Yuan Meiqin, Wang Zeng, Hu Guinv, Yang Yunshan, Lv Wangxia, Lu Fangxiao, Zhong Haijun
Department of Chemotherapy, Zhejiang Cancer Hospital, Hangzhou, Zhejiang 310022, P.R. China.
Department of Pharmacy, Zhejiang Cancer Hospital, Hangzhou, Zhejiang 310022, P.R. China.
Mol Clin Oncol. 2016 Aug;5(2):395-399. doi: 10.3892/mco.2016.918. Epub 2016 Jun 2.
Peritoneal metastasis (PM) is a poor prognostic factor in patients with gastric cancer. The aim of this study was to evaluate the efficacy and safety of hyperthermic intraperitoneal chemotherapy (HIPEC) in patients with advanced gastric cancer with PM by retrospective analysis. A total of 54 gastric cancer patients with positive ascitic fluid cytology were included in this study: 23 patients were treated with systemic chemotherapy combined with HIPEC (HIPEC+ group) and 31 received systemic chemotherapy alone (HIPEC- group). The patients were divided into 4 categories according to the changes of ascites, namely disappear, decrease, stable and increase.
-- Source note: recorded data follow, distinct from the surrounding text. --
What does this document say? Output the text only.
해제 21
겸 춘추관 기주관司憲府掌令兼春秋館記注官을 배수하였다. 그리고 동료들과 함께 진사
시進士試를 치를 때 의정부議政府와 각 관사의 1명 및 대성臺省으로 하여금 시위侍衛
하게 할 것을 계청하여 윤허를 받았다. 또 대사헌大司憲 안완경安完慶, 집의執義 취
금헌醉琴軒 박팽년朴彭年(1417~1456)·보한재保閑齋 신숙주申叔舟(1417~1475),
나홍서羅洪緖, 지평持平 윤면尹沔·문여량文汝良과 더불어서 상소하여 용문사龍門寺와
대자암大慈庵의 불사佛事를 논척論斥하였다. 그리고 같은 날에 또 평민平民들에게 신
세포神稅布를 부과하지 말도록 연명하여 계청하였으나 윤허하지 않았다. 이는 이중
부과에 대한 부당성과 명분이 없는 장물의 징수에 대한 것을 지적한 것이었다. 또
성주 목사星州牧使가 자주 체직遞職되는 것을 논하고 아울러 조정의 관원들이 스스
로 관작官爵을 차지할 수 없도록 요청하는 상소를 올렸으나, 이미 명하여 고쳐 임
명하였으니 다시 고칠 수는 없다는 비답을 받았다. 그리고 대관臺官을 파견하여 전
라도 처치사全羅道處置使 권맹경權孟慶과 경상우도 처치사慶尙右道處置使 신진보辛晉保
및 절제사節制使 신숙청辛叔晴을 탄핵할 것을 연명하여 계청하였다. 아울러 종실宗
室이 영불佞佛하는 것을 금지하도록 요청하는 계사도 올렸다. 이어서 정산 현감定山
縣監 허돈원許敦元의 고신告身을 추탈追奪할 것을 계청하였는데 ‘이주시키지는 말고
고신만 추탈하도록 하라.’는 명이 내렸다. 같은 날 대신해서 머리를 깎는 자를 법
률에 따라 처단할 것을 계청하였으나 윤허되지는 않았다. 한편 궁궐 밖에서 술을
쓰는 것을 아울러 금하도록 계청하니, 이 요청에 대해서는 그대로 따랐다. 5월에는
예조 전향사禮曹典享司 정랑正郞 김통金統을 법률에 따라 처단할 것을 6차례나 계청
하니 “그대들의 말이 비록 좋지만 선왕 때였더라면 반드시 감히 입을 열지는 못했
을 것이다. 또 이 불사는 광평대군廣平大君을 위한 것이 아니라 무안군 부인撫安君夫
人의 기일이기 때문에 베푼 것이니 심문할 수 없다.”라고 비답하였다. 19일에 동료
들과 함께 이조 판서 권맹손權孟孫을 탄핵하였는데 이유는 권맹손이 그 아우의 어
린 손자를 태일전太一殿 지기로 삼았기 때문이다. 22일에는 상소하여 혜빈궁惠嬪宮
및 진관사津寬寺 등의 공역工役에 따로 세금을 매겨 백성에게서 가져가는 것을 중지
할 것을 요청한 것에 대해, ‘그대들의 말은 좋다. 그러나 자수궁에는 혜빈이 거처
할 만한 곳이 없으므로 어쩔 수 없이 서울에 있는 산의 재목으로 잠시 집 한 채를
The disappear + decrease rate in the HIPEC+ group was 82.60%, which was statistically significantly superior to that of the HIPEC- group (54.80%). The disappear + decrease + stable rate was 95.70% in the HIPEC+ group and 74.20% in the HIPEC- group, but the difference was not statistically significant. In 33 patients with complete survival data, including 12 from the HIPEC+ and 21 from the HIPEC- group, the median progression-free survival was 164 and 129 days, respectively, and the median overall survival (OS) was 494 and 223 days, respectively. In patients with ascites disappear/decrease/stable, the OS appeared to be better compared with that in patients with ascites increase, but the difference was not statistically significant. Further analysis revealed that patients with controlled disease (complete response + partial response + stable disease) may have a better OS compared with patients with progressive disease, with a statistically significant difference. The toxicities were well tolerated in both groups. Therefore, HIPEC was found to improve survival in advanced gastric cancer patients with PM, but the difference was not statistically significant, which may be attributed to the small number of cases. Further studies with larger samples are required to confirm our data.
腹膜转移(PM)是胃癌患者预后不良的因素。本研究旨在通过回顾性分析评估热灌注腹腔化疗(HIPEC)对晚期胃癌伴PM患者的疗效和安全性。本研究共纳入54例腹水细胞学检查阳性的胃癌患者:23例患者接受全身化疗联合HIPEC(HIPEC+组),31例仅接受全身化疗(HIPEC-组)。根据腹水变化将患者分为4类,即消失、减少、稳定和增加。HIPEC+组的消失+减少率为82.60%,统计学上显著优于HIPEC-组(54.80%)。HIPEC+组的消失+减少+稳定率为95.70%,HIPEC-组为74.20%,但差异无统计学意义。在33例有完整生存数据的患者中,包括HIPEC+组的12例和HIPEC-组的21例,无进展生存期的中位数分别为164天和129天,总生存期(OS)的中位数分别为494天和223天。腹水消失/减少/稳定的患者,其OS似乎比腹水增加的患者更好,但差异无统计学意义。进一步分析显示,疾病得到控制(完全缓解+部分缓解+病情稳定)的患者与疾病进展的患者相比,OS可能更好,差异有统计学意义。两组对毒性的耐受性均良好。因此,发现HIPEC可改善晚期胃癌伴PM患者的生存期,但差异无统计学意义,这可能归因于病例数较少。需要更大样本的进一步研究来证实我们的数据。